Par Peter Symonds (revue de presse : WSWS – 11/1/23)*
Dans une interview d’une franchise remarquable accordée lundi au Financial Times, le plus haut général des Marines américains au Japon a déclaré que les succès remportés par les États-Unis et l’OTAN contre la Russie en Ukraine étaient le fruit d’une planification et de préparatifs préalables – afin de «préparer le terrain» pour la guerre, dans le jargon militaire. C’est exactement ce que fait le Pentagone au Japon et en Asie, a-t-il expliqué, pour se préparer à un conflit avec la Chine au sujet de Taïwan.
«Pourquoi avons-nous atteint le niveau de succès que nous avons atteint en Ukraine?» a demandé rhétoriquement le lieutenant général James Bierman. Une grande partie de cela, a-t-il expliqué, est qu’après ce qu’il a appelé «l’agression russe» en 2014 et 2015, «nous nous sommes sérieusement attelés à la préparation du futur conflit: formation des Ukrainiens, prépositionnement de l’approvisionnement, identification des sites à partir desquels nous pourrions apporter un soutien, soutenir les opérations».
«Nous appelons cela préparer le terrain. Et nous préparons le terrain au Japon, aux Philippines, dans d’autres endroits». En d’autres termes, les États-Unis tendent un piège à la Chine en l’incitant à entreprendre une action militaire contre Taïwan, de la même manière qu’ils ont provoqué la Russie pour qu’elle envahisse l’Ukraine après le coup d’État soutenu par les États-Unis en 2014 qui a renversé un gouvernement pro-russe.

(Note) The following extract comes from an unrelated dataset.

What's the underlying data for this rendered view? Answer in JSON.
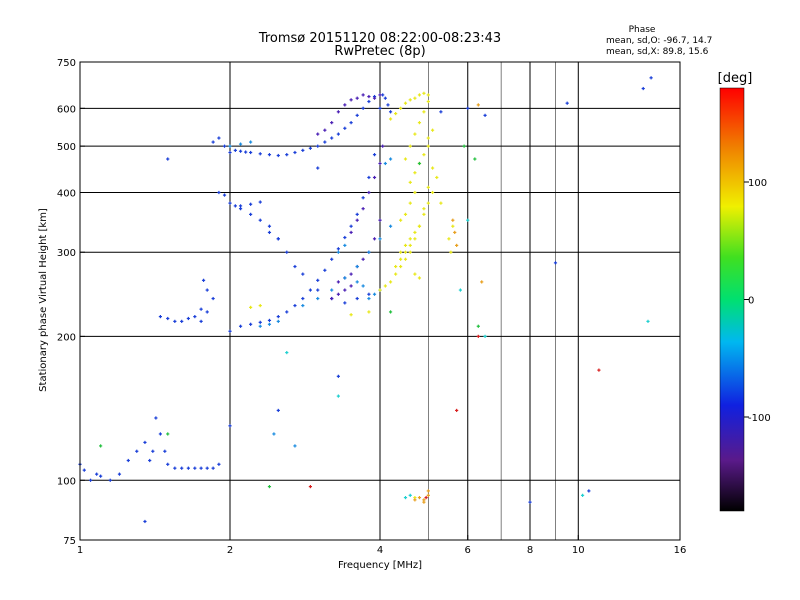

Le lieutenant général James Bierman est le commandant général de la troisième force expéditionnaire des Marines (III MEF) et des forces des Marines du Japon. De manière significative, la III MEF est la seule force de réponse aux crises des Marines stationnées en permanence en dehors des États-Unis. En d’autres termes, Bierman et ses Marines seraient en première ligne de tout conflit avec la Chine mené par les États-Unis.

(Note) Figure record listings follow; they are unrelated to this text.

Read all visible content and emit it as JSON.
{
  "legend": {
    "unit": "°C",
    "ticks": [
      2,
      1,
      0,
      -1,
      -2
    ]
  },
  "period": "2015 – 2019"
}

Comme l’explique le Financial Times, la III MEF est «au cœur d’une réforme radicale du Corps des Marines». L’accent est mis non plus sur la «guerre contre le terrorisme» au Moyen-Orient, mais sur «la création de petites unités spécialisées dans les opérations rapides et clandestines dans les îles et les détroits d’Asie de l’Est et du pacifique occidental afin de contrer la stratégie d’“interdiction d’accès” de Pékin».
Les plans américains de guerre contre la Chine – connus sous le nom de AirSea Battle – prévoient un assaut aérien et de missiles massif contre les bases militaires et les industries stratégiques chinoises soutenu par des navires de guerre et des sous-marins. Le Pentagone est de plus en plus préoccupé par les capacités militaires de la Chine à défendre son territoire et à sécuriser les mers voisines: une «interdiction d’accès» avec ses propres missiles et navires de guerre.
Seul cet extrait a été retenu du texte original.